Старый граф Ионийский, у которого такое прекрасное имение с садом и цветами на берегу моря и который часто гуляет до полуночи в тени аллеи по эспланаде, «Агафангела» не читает; он верит в Англию; но верит он в нее не иначе, как в соглашении с русскими.
Эти молодые щеголи, которые шумят по кофейням, с небрежностью крестясь, входят лишь на минуту в церковь Святого Спиридона и возмущают своим видом набожных людей; о чем они думают? Они думают больше всего о любовницах своих, конечно, и о том, будет ли зимой в Корфу итальянская опера, но они приветствуют криками радости, бьют в ладоши на улице при каждой новой вести о поражении французов. Отчего они рады победам пруссаков? Какое добро сделали им Бисмарк и Германия? Не Бисмарк и не Германия радуют их… Радует их иное. Ошибочно или нет, но они видят вдали за германскими триумфами иную тень: грозную тень Восточного вопроса!
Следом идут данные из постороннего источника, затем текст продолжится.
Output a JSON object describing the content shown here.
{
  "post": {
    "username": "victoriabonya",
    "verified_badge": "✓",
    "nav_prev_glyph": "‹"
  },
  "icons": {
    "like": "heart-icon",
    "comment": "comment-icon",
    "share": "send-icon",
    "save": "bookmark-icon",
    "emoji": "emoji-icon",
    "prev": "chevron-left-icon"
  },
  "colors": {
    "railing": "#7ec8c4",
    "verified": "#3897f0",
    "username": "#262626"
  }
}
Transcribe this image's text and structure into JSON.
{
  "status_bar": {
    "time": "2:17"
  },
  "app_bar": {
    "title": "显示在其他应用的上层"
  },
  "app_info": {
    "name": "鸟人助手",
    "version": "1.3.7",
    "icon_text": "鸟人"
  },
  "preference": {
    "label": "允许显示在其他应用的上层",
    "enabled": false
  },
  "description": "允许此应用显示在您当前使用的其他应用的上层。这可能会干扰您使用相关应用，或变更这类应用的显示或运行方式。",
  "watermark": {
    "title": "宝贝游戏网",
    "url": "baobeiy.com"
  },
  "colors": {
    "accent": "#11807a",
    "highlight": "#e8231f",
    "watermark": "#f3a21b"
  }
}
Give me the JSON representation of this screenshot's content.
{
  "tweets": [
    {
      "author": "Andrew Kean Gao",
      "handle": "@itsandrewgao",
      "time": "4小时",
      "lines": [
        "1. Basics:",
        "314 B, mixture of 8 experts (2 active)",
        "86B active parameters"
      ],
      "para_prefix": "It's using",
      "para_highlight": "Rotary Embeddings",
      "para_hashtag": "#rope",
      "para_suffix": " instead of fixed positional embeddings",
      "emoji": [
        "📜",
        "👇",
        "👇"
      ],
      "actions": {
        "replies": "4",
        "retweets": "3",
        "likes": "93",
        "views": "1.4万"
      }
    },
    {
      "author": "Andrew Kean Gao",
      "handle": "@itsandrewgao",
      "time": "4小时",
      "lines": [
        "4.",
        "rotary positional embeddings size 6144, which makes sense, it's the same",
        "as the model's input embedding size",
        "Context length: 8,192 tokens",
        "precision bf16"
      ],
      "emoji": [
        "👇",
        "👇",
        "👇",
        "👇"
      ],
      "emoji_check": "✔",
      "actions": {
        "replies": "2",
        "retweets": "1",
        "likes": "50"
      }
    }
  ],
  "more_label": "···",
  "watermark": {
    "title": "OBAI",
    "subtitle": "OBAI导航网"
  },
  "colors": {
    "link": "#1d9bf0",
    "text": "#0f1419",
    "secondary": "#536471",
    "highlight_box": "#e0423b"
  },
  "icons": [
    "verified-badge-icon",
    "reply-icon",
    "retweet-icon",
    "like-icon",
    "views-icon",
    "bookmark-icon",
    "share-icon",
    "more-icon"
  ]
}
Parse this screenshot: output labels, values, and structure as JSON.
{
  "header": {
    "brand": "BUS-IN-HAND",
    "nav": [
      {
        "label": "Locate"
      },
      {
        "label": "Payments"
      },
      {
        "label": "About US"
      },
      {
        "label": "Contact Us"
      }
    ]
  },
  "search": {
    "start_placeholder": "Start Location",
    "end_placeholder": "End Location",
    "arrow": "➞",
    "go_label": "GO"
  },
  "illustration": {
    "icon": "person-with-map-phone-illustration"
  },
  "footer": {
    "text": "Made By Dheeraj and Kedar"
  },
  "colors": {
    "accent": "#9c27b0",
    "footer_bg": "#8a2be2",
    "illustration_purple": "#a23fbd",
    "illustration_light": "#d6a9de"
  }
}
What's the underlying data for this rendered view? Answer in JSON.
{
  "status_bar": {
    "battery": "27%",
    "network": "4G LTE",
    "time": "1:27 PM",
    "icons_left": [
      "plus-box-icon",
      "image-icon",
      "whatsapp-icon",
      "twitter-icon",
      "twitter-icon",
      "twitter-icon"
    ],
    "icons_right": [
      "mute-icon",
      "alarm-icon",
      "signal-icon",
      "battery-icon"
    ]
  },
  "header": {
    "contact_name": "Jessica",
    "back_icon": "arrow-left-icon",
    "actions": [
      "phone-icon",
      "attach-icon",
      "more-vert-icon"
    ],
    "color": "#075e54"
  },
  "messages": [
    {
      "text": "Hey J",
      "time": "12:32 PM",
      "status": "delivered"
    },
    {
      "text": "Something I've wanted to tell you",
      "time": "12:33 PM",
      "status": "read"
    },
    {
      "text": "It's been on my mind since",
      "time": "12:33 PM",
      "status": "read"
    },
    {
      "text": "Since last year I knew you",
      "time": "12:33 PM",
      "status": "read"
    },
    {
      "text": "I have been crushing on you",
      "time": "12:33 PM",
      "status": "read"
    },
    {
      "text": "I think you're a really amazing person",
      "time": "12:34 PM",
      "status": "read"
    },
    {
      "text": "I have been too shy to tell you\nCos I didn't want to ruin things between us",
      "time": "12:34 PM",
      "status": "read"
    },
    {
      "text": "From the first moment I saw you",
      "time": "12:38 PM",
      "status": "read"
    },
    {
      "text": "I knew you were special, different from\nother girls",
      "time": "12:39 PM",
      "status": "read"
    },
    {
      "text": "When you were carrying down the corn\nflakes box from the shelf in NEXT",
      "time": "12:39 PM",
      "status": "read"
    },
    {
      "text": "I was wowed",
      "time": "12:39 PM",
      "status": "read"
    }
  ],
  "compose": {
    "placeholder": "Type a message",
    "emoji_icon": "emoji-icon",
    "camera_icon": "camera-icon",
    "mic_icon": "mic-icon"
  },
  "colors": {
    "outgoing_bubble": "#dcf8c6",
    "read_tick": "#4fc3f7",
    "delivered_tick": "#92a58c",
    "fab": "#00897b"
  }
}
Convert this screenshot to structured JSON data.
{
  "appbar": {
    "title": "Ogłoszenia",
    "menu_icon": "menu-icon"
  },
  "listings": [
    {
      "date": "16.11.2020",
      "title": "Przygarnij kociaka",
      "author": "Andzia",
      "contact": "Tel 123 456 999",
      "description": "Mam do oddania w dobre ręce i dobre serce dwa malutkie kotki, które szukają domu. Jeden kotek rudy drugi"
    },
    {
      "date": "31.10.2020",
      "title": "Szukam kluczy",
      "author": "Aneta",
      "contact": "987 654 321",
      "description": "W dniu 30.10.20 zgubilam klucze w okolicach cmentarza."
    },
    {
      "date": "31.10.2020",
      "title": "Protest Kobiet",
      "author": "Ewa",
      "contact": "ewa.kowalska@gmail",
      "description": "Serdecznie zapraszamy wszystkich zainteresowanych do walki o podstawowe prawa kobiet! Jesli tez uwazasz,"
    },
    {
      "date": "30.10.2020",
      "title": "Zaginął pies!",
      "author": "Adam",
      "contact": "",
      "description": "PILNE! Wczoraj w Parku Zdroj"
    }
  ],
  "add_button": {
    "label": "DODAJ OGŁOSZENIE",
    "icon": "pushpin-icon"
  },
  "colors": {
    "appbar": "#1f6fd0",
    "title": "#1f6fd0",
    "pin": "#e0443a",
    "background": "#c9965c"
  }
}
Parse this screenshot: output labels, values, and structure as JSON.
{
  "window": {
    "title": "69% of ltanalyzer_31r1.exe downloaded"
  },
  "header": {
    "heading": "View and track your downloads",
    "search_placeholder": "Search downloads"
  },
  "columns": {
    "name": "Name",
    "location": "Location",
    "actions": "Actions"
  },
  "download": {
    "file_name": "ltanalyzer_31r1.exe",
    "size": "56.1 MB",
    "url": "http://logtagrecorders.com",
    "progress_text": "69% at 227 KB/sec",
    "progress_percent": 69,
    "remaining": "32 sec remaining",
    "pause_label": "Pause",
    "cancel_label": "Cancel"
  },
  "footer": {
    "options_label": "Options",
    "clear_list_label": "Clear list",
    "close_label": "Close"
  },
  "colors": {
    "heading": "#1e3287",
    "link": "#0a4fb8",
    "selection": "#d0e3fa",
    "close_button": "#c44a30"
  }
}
Их радует, что люди простые шепчут друг другу: «Разница между Пруссия и Руссия одна буква П. Наша Ольга племянница русскому государю и внучка государю прусскому. Нам только это и нужно».
Поэтому о прусских бомбах кричит и остряк-продавец холодной ключевой воды, который душным вечером возит по площади между гуляющими свою тележку, разубранную зеленью.
– Вот они, прусские бомбы, послушайте, как летят, – кричит он, чтобы в темноте люди поняли, что тележка с ключевою водой недалеко.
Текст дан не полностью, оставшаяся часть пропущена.